FabJob
- Website type: Private
- Headquarters: Calgary, {{{location_country}}}
- No. of locations: 2 (Calgary and Seattle)
- Founders: Tag Goulet and Catherine Goulet
- Industry: Publishing
- Website: fabjob.com
- Launched: 1999

= FabJob =

Book publisher based in Calgary, Canada and Seattle

FabJob is a book publisher based in Calgary, Canada, and Seattle, United States. It was founded in 1999 by sisters Tag and Catherine Goulet.

==History==

The company's guide books initially began as electronic titles in e-Book and CD-ROM formats. Since then, a number of their titles have been published in print, though the majority of their books remain available as PDF e-Books. FabJob guides range from 240 to 360 pages of searchable information about how to get started in a specific dream career. Each guide includes information about how to do the job, how to get experience, how to get hired, how to start a business, how to set your fees or prices, and how to get clients or customers.

Each book contains advice and information from individuals in a particular field, such as athletes, actors, authors and business people.

==Books==

FabJob has published more than 100 books on careers topics including the following titles:
- FabJob Guide to Become an Accessories Store Owner
- FabJob Guide to Become an Actor
- FabJob Guide to Become an Advertising Copywriter
- FabJob Guide to Become an Antiques Shop Owner
- FabJob Guide to Become an Archaeologist
- FabJob Guide to Become an Art Curator

==Accolades==

FabJob has been named the number one place to get published online by Writer's Digest and has received an EPPIE Award for excellence in electronic publishing.

FabJob has received press coverage from Woman's Day Magazine and Entrepreneur.com amongst other titles, and the company has been profiled by CityTV in Toronto. Founders Tag Goulet and Catherine Goulet have also written for Metro News and The Calgary Sun about careers topics on behalf of the company.

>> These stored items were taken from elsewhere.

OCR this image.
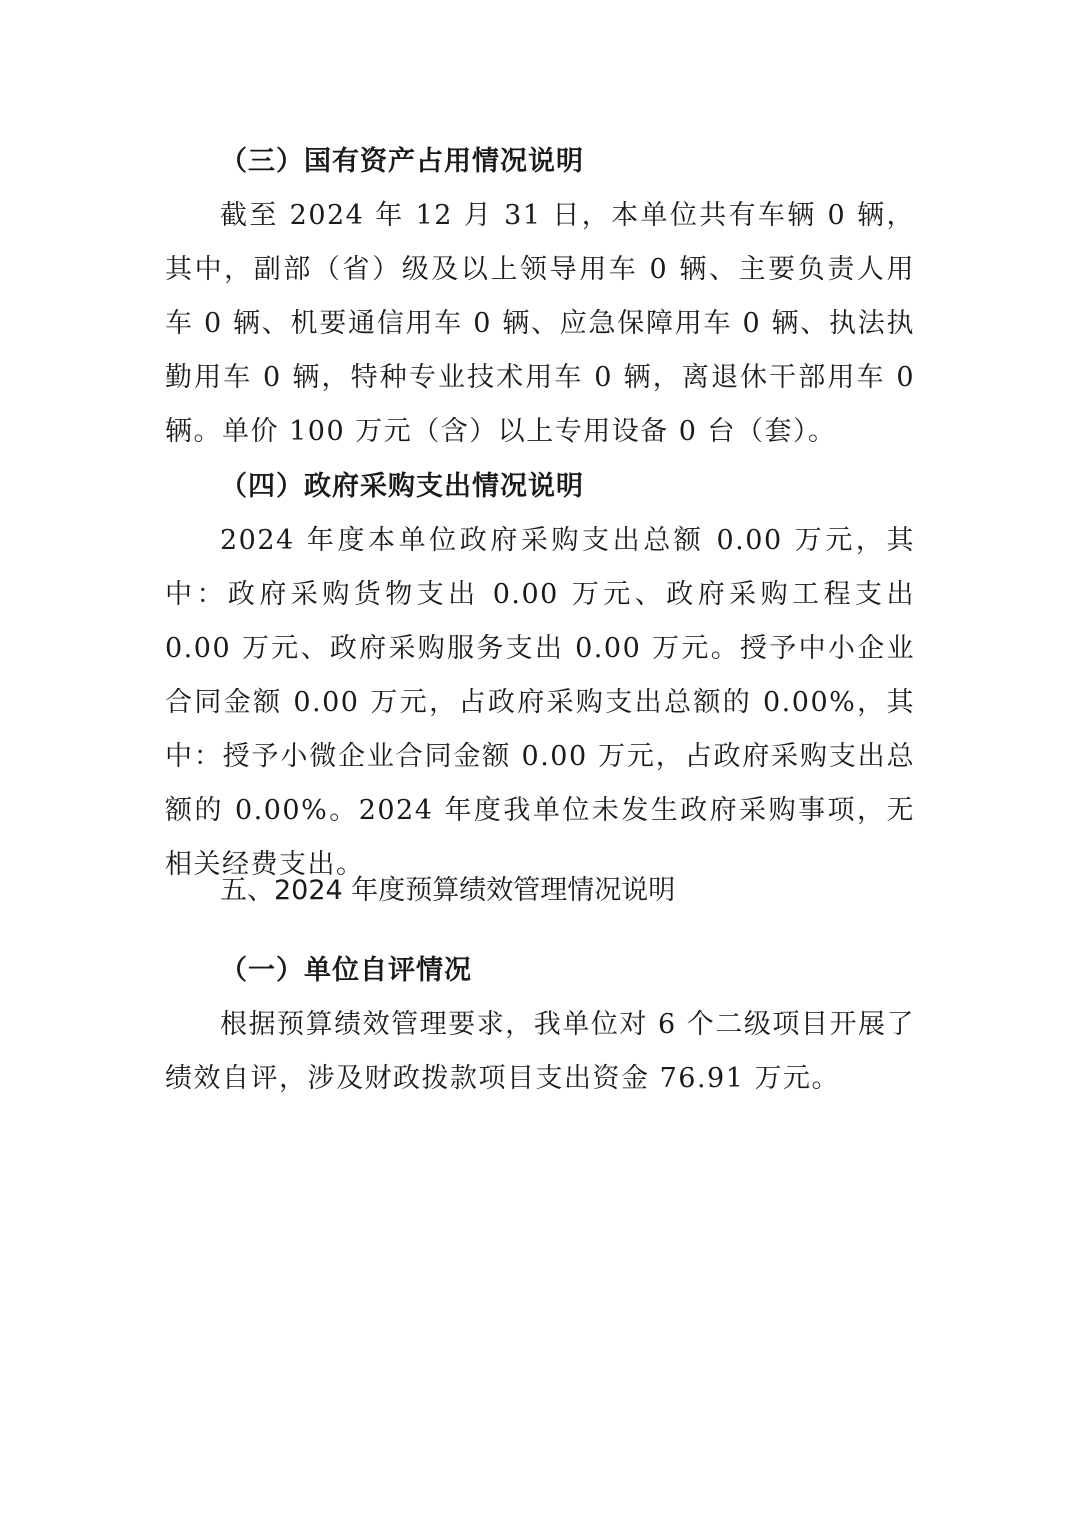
（三）国有资产占用情况说明

截至 2024 年 12 月 31 日，本单位共有车辆 0 辆，其中，副部（省）级及以上领导用车 0 辆、主要负责人用车 0 辆、机要通信用车 0 辆、应急保障用车 0 辆、执法执勤用车 0 辆，特种专业技术用车 0 辆，离退休干部用车 0 辆。单价 100 万元（含）以上专用设备 0 台（套）。

（四）政府采购支出情况说明

2024 年度本单位政府采购支出总额 0.00 万元，其中：政府采购货物支出 0.00 万元、政府采购工程支出 0.00 万元、政府采购服务支出 0.00 万元。授予中小企业合同金额 0.00 万元，占政府采购支出总额的 0.00%，其中：授予小微企业合同金额 0.00 万元，占政府采购支出总额的 0.00%。2024 年度我单位未发生政府采购事项，无相关经费支出。

五、2024 年度预算绩效管理情况说明
（一）单位自评情况

根据预算绩效管理要求，我单位对 6 个二级项目开展了绩效自评，涉及财政拨款项目支出资金 76.91 万元。
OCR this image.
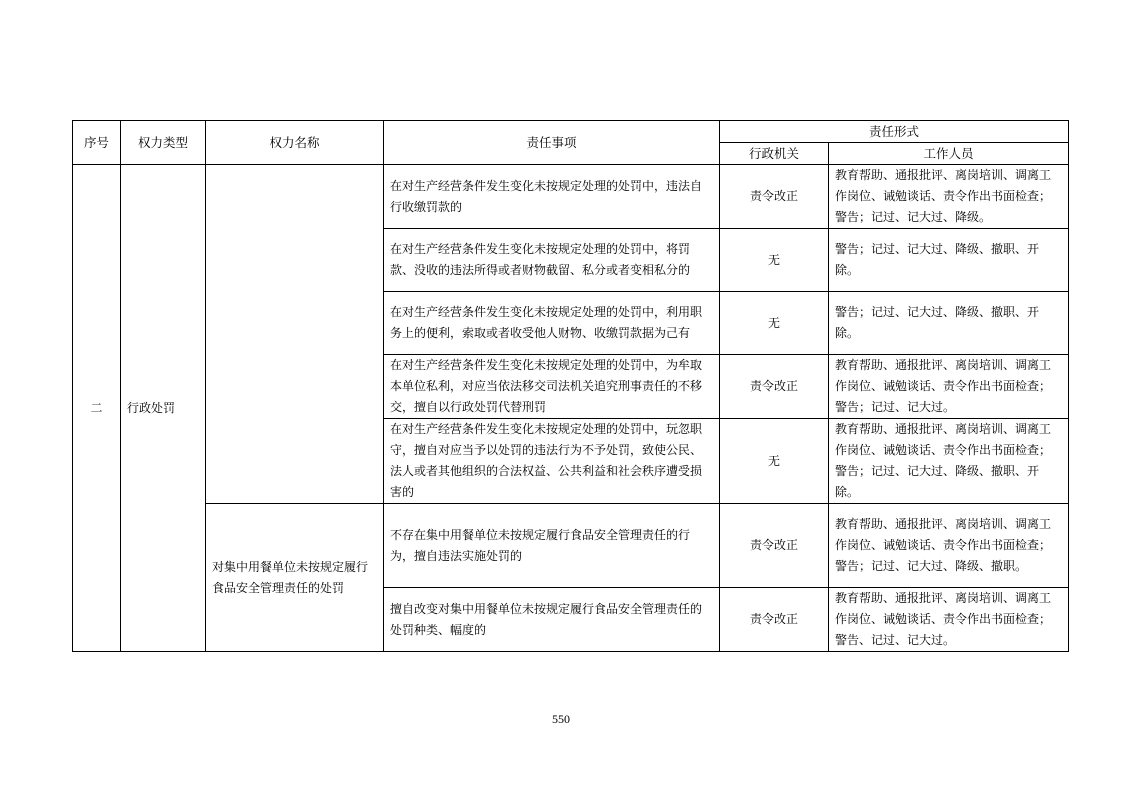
序号	权力类型	权力名称	责任事项	责任形式	
				行政机关	工作人员
二	行政处罚		在对生产经营条件发生变化未按规定处理的处罚中，违法自行收缴罚款的	责令改正	教育帮助、通报批评、离岗培训、调离工作岗位、诫勉谈话、责令作出书面检查；警告；记过、记大过、降级。
			在对生产经营条件发生变化未按规定处理的处罚中，将罚款、没收的违法所得或者财物截留、私分或者变相私分的	无	警告；记过、记大过、降级、撤职、开除。
			在对生产经营条件发生变化未按规定处理的处罚中，利用职务上的便利，索取或者收受他人财物、收缴罚款据为己有	无	警告；记过、记大过、降级、撤职、开除。
			在对生产经营条件发生变化未按规定处理的处罚中，为牟取本单位私利，对应当依法移交司法机关追究刑事责任的不移交，擅自以行政处罚代替刑罚	责令改正	教育帮助、通报批评、离岗培训、调离工作岗位、诫勉谈话、责令作出书面检查；警告；记过、记大过。
			在对生产经营条件发生变化未按规定处理的处罚中，玩忽职守，擅自对应当予以处罚的违法行为不予处罚，致使公民、法人或者其他组织的合法权益、公共利益和社会秩序遭受损害的	无	教育帮助、通报批评、离岗培训、调离工作岗位、诫勉谈话、责令作出书面检查；警告；记过、记大过、降级、撤职、开除。
		对集中用餐单位未按规定履行食品安全管理责任的处罚	不存在集中用餐单位未按规定履行食品安全管理责任的行为，擅自违法实施处罚的	责令改正	教育帮助、通报批评、离岗培训、调离工作岗位、诫勉谈话、责令作出书面检查；警告；记过、记大过、降级、撤职。
			擅自改变对集中用餐单位未按规定履行食品安全管理责任的处罚种类、幅度的	责令改正	教育帮助、通报批评、离岗培训、调离工作岗位、诫勉谈话、责令作出书面检查；警告、记过、记大过。
550
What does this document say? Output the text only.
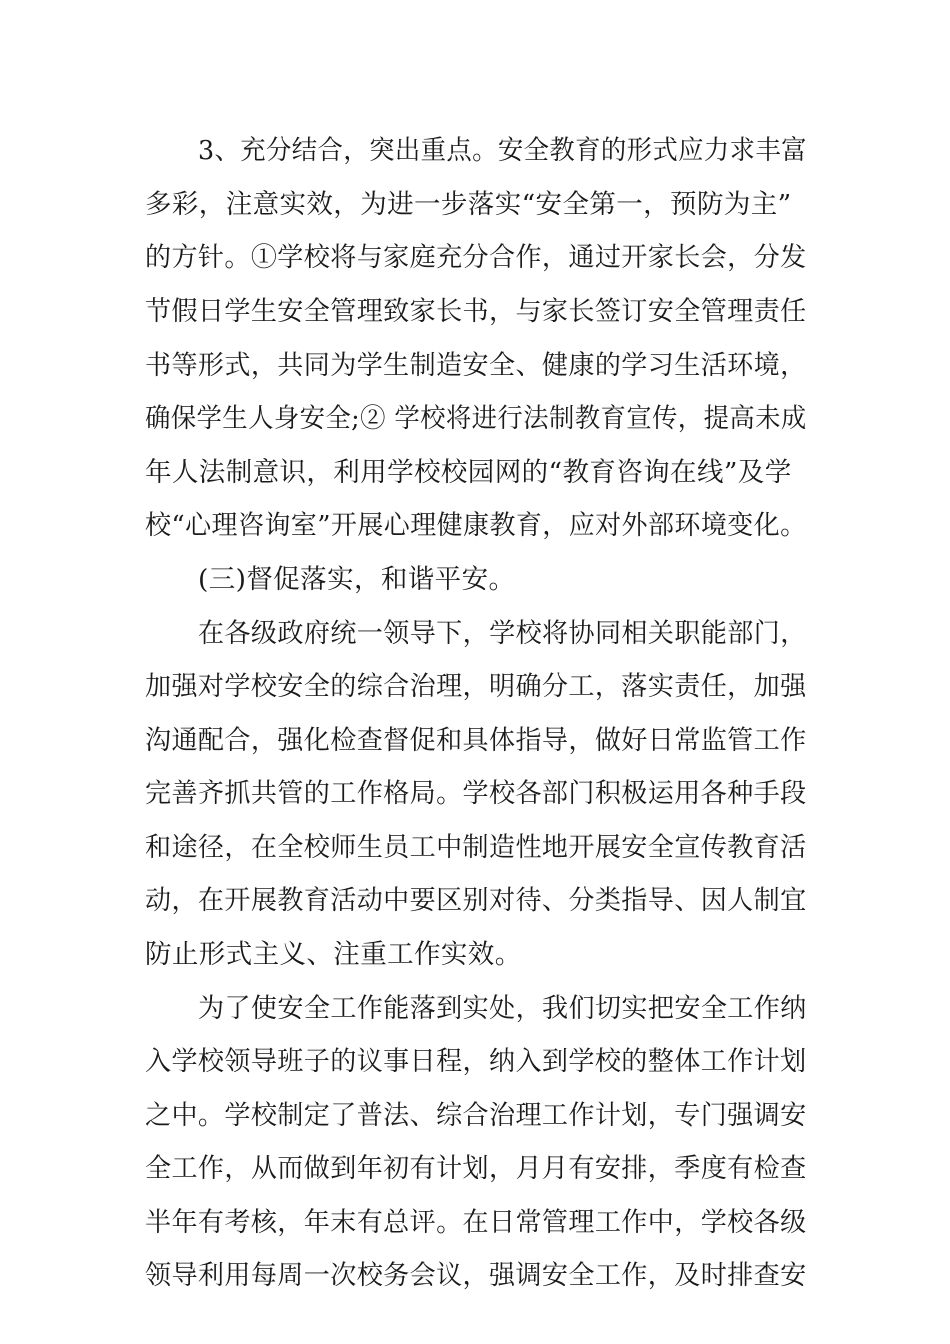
3、充分结合，突出重点。安全教育的形式应力求丰富
多彩，注意实效，为进一步落实“安全第一，预防为主”
的方针。①学校将与家庭充分合作，通过开家长会，分发
节假日学生安全管理致家长书，与家长签订安全管理责任
书等形式，共同为学生制造安全、健康的学习生活环境，
确保学生人身安全;② 学校将进行法制教育宣传，提高未成
年人法制意识，利用学校校园网的“教育咨询在线”及学
校“心理咨询室”开展心理健康教育，应对外部环境变化。
(三)督促落实，和谐平安。
在各级政府统一领导下，学校将协同相关职能部门，
加强对学校安全的综合治理，明确分工，落实责任，加强
沟通配合，强化检查督促和具体指导，做好日常监管工作
完善齐抓共管的工作格局。学校各部门积极运用各种手段
和途径，在全校师生员工中制造性地开展安全宣传教育活
动，在开展教育活动中要区别对待、分类指导、因人制宜
防止形式主义、注重工作实效。
为了使安全工作能落到实处，我们切实把安全工作纳
入学校领导班子的议事日程，纳入到学校的整体工作计划
之中。学校制定了普法、综合治理工作计划，专门强调安
全工作，从而做到年初有计划，月月有安排，季度有检查
半年有考核，年末有总评。在日常管理工作中，学校各级
领导利用每周一次校务会议，强调安全工作，及时排查安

The FabJob book Dream Careers by Tag and Catherine Goulet ranked #1 in career and business books on Amazon when it was released.

==In popular culture==

FabJob was featured in the 2005 movie Bewitched starring Nicole Kidman and Will Ferrell. The set decorating coordinator for the movie contacted FabJob to provide some print books, including a fake one called "The FabJob Guide to Becoming a Witch or Warlock", and large cardboard book displays. These props were subsequently used in a scene where main character Samantha Stephens was looking for inspiration in a bookstore to guide her towards a new career.